FTSE 100 wealth manager
Schroders (LSE: SDR) this one of the world’s most respected wealth managers. It might not be the largest in the space, but its reputation is renowned around the world. This is the company’s most considerable competitive advantage. Larger American asset managers might have more money to manage, which allows them to achieve more significant economies of scale, but Schroders’ reputation works in a similar way.
Customers have flocked to the business over the past year, and it’s also benefited from rising stock markets. According to the company’s 2020 annual results, 75% of its managed funds have outperformed over the space of one year. And 81% outperformed over five years.
Based on these metrics, it’s no surprise to me that group assets under management increased to a record £574bn at the end of 2020.
As long as Schroders continues to do what it does best, find attractive investment opportunities for its clients, I think the FTSE 100 company could be a good investment. That’s not to say the business doesn’t face risks.
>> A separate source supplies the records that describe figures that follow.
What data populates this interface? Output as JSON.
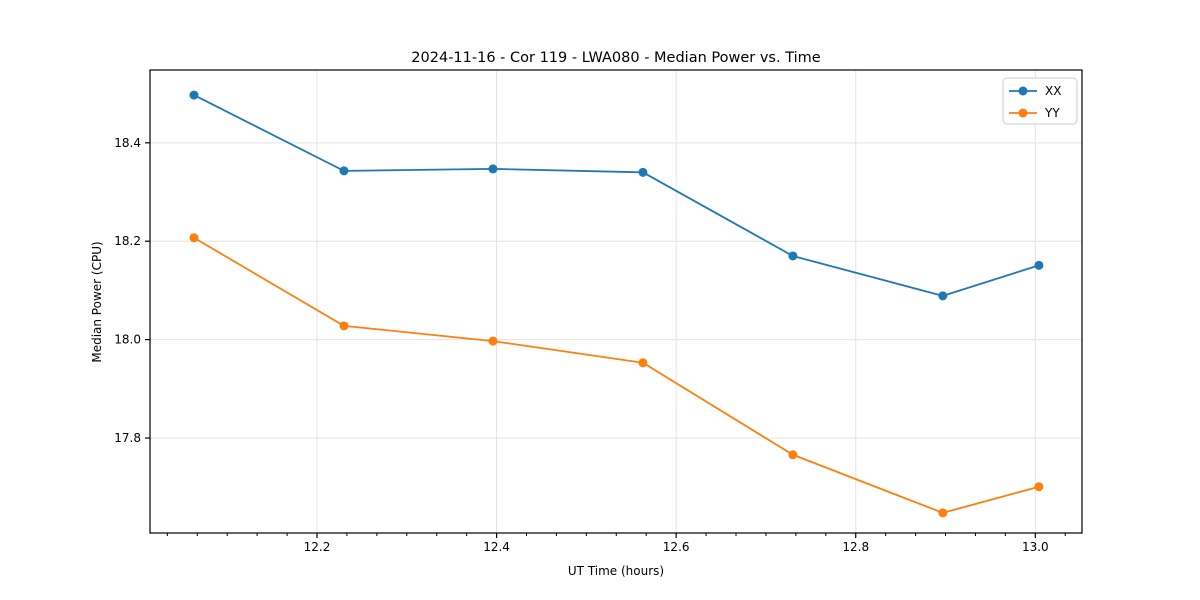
{
  "chart_data": {
    "type": "line",
    "title": "2024-11-16 - Cor 119 - LWA080 - Median Power vs. Time",
    "xlabel": "UT Time (hours)",
    "ylabel": "Median Power (CPU)",
    "xlim": [
      12.014,
      13.052
    ],
    "ylim": [
      17.607,
      18.548
    ],
    "x_ticks": [
      12.2,
      12.4,
      12.6,
      12.8,
      13.0
    ],
    "y_ticks": [
      17.8,
      18.0,
      18.2,
      18.4
    ],
    "x_minor": {
      "step_hours": 0.0333333,
      "per_major": 6
    },
    "grid": true,
    "legend_position": "upper right",
    "x": [
      12.063,
      12.23,
      12.396,
      12.563,
      12.73,
      12.897,
      13.004
    ],
    "series": [
      {
        "name": "XX",
        "color": "#1f77b4",
        "values": [
          18.497,
          18.343,
          18.347,
          18.34,
          18.17,
          18.089,
          18.151
        ]
      },
      {
        "name": "YY",
        "color": "#ff7f0e",
        "values": [
          18.207,
          18.028,
          17.997,
          17.953,
          17.766,
          17.648,
          17.701
        ]
      }
    ]
  },
  "colors": {
    "background": "#ffffff",
    "grid": "#e3e3e3",
    "spine": "#000000",
    "tick": "#000000",
    "series_xx": "#1f77b4",
    "series_yy": "#ff7f0e"
  }
}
As mentioned above, larger competitors can offer clients a slimmer service for a much-reduced fee. What’s more, client retention depends on the group’s ability to outperform. If managed funds start to lag the market, consumers may go elsewhere.
Despite these challenges, I’d buy the FTSE 100 stock for my portfolio as I believe it’s one of the best shares to buy right now.
Shares to buy right now
Associated British Foods (LSE: ABF) is one of the few remaining family-controlled conglomerates on the London Stock Exchange. Its diversification has been helpful over the past 12-months.
While most of the company’s Primark value lifestyle stores have been forced to shut, its food division has picked up the slack. Group revenue from continuing operations for the 16 weeks ended 2 January was 13% lower than the same period last year. However, retail sales slumped 30% year-on-year.
Based on this performance, I think this is one of the best shares to buy right now as a way to play the economic reopening. When the retail stores are allowed to reopen, they could provide a boost to overall group growth.
The main challenges the businesses face are clear. If lockdowns continue, there’s no chance the Primark brand will return to its former glory this year. Rising food prices may also compress margins at the group’s food division. This could hold back a recovery over the next 12-24 months.
Still, considering the group’s diversification and long-term potential, I’d buy the stock for my portfolio today.